Seul témoin: sa petite fille de quatre ans.
Suspect n°1: son mari Jason.
Tente-t-il de brouiller les pistes ou cherche-t-il à protéger sa fille?
Mais de qui?

La critique de Mr K: Nelfe avait ouvert la voie avec Disparue, puis j'avais aimé Sauver sa peau de la même auteure. Quand l'occasion s'est représentée de me frotter à nouveau à la diabolique Lisa Gardner, je ne me suis pas fait prier. C'est encore une fois en un temps record que je dévorai un thriller haletant à souhait!

Tout part d'un drame familial: une mère de famille bien sous tout rapport disparaît de son domicile en pleine nuit. Seul témoin, sa petite fille qui ne livre qu'un témoignage nébuleux et incomplet sur les circonstances de cette disparition qui choque l'opinion publique. Le père quant à lui semble étrangement froid face au vide laissé par son épouse, son comportement détonne et va très vite attirer sur lui les soupçons des enquêteurs. En suivant ces derniers, on se rend très vite compte que ce genre d'enquête est très difficile à mener tant il faut essayer de comprendre le fonctionnement d'une famille avec ses non-dits. En parallèle, des chapitres nous mettent dans la peau de Jason (le père) que l'on ressent profondément étrange et marqué par la vie. Mais aussi, un proche voisin, ancien délinquant sexuel en pleine réinsertion et qui a tout aussi le profil du coupable idéal. Plus la lecture avance et plus le lecteur se perd en hypothèses jusqu'à la révélation finale qui m'a pris totalement au dépourvu.

Ce thriller est d'une redoutable efficacité! Aucun temps mort n'est alloué au lecteur que Lisa Gardner se plaît à balader et manipuler. Et pourtant, en y repensant tout était là pour nous mettre sur la voie. Le développement des personnages est un modèle du genre notamment celui de Jason qui est confondant de froideur et de complexes au début non élucidés. Les indices sont rares et soufflent le chaud et le froid. Qui se cache derrière ce père attentionné totalement épris de sa fille? Le traitement réservé au voisin est aussi remarquable, nous oblige à explorer nos convictions sur les questions de justice, de ressenti d'un condamné et de la rédemption de manière générale. Pour les contrebalancer, Lisa Gardner fait intervenir son enquêtrice D. D. Warren qui se révèle ici particulièrement vindicative (le sujet la touche énormément) et parfois même extrémiste. Sur le moment, c'est un personnage qui me répugnait mais peu à peu, je me suis rendu compte qu'elle mettait en lumière la part de lumière des principaux accusés. La conclusion va la dépasser et la fera réfléchir sur elle-même et sa pratique du métier.

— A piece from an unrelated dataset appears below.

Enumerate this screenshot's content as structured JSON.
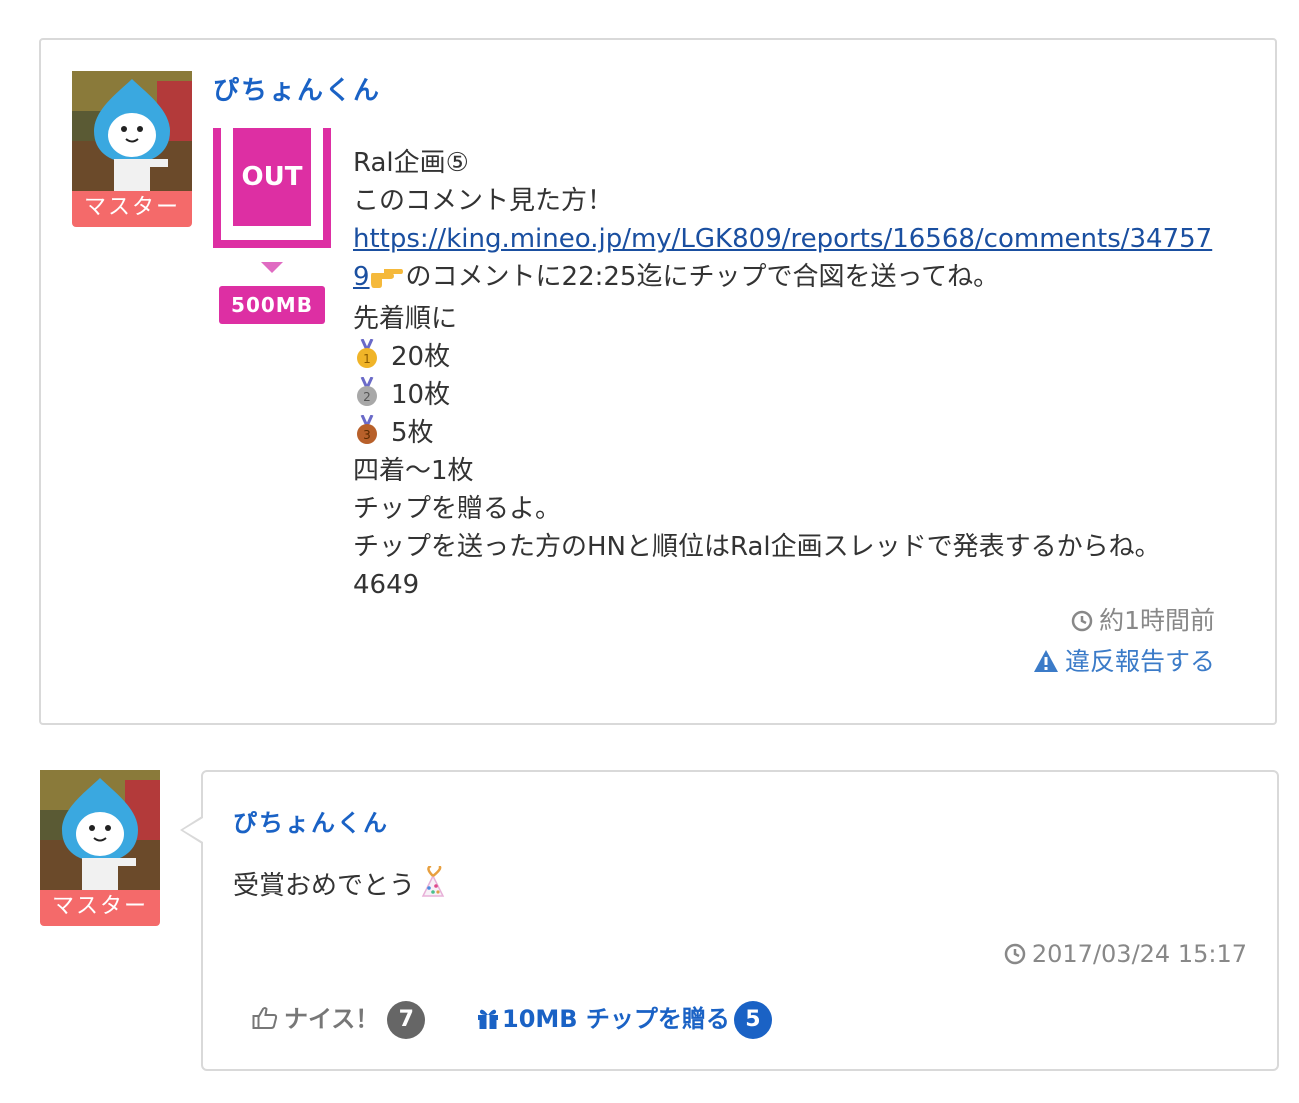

Au final, ce page-turner est une vraie réussite qui m'a tenu en haleine du début à la fin. Je me suis fait balader comme jamais et j'avoue que j'ai adoré! La lecture se fait simple et distrayante à souhait dans le pur style des montagnes russes chères au genre thriller. On passe par tous les états et on ne peut réprimer une satisfaction quelque peu sadique à la fin de chaque chapitre. Elle sait y faire la Gardner! L'écriture est lumineuse, simple et tranchante. Les éléments du récit sont superbement amenés, le tout dirigé vers une fin qui n'épargne personne! Jubilatoire!

Tout amateur de thriller se doit, s'il ne l'a déjà pas fait, de pratiquer Lisa Gardner qui réussit à chaque fois à surprendre le lecteur, à l'emmener dans des rivages sombres mais révélateurs. Vous savez ce qu'il vous reste à faire!